Yaşamın, bahar rüyası gibi iz bırakmadan, geçtiğini hissettim. Bu geçişte, şarkıların, bir kat daha değer kazandı. Şarkı sözleriyle, nağme oldum ve damla damla ırmağa döküldüm.
Şarkılarda yücelirken, makamlardaki, tatlı anıları yaşadım. Sözlerin frekansına uyup hayallerin ötesine geçtim. Yeni şarkıların altın yaldızlı nağmelerine, katkıda bulundum.
Sayfaları çevirmek zorunda kaldığımda üzüldüm. Bir tatlı anıdan diğerine atlamak istemedim. Sözleri nağmeler gibi okudum, kendime mal ettiğimi sandım. Fakat okudukça yeniden sindirmek durumuna düştüm.
Yılların nağmelerini, yüreğimin en ücra köşesine, aldım ve saygınlık kazandım.
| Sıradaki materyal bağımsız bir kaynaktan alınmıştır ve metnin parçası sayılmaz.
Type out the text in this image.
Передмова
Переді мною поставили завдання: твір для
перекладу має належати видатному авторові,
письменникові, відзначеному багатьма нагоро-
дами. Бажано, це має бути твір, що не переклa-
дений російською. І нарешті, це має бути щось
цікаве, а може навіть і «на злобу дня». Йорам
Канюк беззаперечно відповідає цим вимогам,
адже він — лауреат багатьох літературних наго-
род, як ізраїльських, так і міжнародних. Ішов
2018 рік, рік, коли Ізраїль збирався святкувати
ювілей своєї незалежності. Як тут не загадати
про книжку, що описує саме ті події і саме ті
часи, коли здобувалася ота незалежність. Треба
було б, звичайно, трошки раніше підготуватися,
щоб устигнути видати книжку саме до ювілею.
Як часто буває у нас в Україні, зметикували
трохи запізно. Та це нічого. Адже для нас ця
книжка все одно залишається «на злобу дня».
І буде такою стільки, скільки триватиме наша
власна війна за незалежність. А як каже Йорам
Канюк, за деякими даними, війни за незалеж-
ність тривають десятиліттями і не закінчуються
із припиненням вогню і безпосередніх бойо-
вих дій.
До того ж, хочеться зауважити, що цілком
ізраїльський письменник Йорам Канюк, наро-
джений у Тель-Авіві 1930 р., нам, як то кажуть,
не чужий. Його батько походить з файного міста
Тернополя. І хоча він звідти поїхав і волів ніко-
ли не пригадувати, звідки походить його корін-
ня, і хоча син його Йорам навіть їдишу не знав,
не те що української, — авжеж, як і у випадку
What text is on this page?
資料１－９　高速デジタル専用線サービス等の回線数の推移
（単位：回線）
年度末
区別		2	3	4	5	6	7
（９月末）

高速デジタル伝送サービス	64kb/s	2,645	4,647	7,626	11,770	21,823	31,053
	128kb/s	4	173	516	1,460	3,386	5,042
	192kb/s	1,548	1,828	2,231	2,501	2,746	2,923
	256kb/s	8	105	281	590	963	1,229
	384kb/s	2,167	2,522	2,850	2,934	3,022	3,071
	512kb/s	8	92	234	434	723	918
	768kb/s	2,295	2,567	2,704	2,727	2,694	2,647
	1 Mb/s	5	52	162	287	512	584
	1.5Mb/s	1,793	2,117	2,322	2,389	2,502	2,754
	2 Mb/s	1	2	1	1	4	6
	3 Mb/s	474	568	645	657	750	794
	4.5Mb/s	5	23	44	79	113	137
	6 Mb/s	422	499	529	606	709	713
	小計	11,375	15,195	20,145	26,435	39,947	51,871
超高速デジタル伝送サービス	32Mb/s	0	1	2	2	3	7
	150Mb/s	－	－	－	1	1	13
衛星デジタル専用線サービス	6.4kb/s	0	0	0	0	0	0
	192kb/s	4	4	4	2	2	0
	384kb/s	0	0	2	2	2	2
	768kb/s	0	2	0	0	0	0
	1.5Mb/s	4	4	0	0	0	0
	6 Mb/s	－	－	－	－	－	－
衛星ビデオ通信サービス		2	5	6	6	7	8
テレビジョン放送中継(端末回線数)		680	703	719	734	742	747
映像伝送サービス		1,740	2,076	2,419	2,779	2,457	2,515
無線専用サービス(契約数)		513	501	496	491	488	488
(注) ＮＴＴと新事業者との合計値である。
Bilgi edinmek adına sözleri, yenilerle karşılaştırdım.
Şarkının hikâyesindeki anlamı, nağmelerin nakaratından anlayacaksınız.
Nağmelerin renkliliğini göreceksiniz. Her nağmede beğendiğiniz nüansları bulacaksınız. Yalnız şarkıları makamına uygun olarak okumalısınız. Makamına göre okumakla, insanın içine, bir başka zevk ve neşe dolduğunu hissedeceksiniz.
Nağmeleri, akşam gölgesi gibi uzatıyorum. Coşan hislerimi, gölgelerde buluyor ve yanıyor yanıyorum.
Defterimin sayfasına sevgimi koyarak, birlikteliği yaşamak istiyorum. Nerde kaldı sevgiler, yitirdim mi bilemiyorum.
Umut ışığını nağmelere katmayı başaramadım. Nağmeler senin olsun, bana sen yetersin, desem de şarkılar defterimde, kabul görmedi. Beyaz sayfalarımda, sözler ve bazen de nağmeler ağırlık kazansa da.
Onlarla neşeleniyor ve onlarla sevgi bağını kuruyordum. Söz ve nağmelerle sevgi dolu kalplere, diyordum. Şarkıların ritmiyle kalpleri kurcalıyor ve yürekleri dolduruyordum.
Sanatçı gibi makamında okumak ve nağmeleri usulüne uygun çıkartmak istiyorum. Sözlerini daha iyi öğrendiğim şarkıları okuyorum. Onun için defterimi yanımdan ayırmıyorum.
Şarkıları hikâyesiyle yaşıyorum.
İç dünyamın duygusallığında, okumaya çalışıyorum.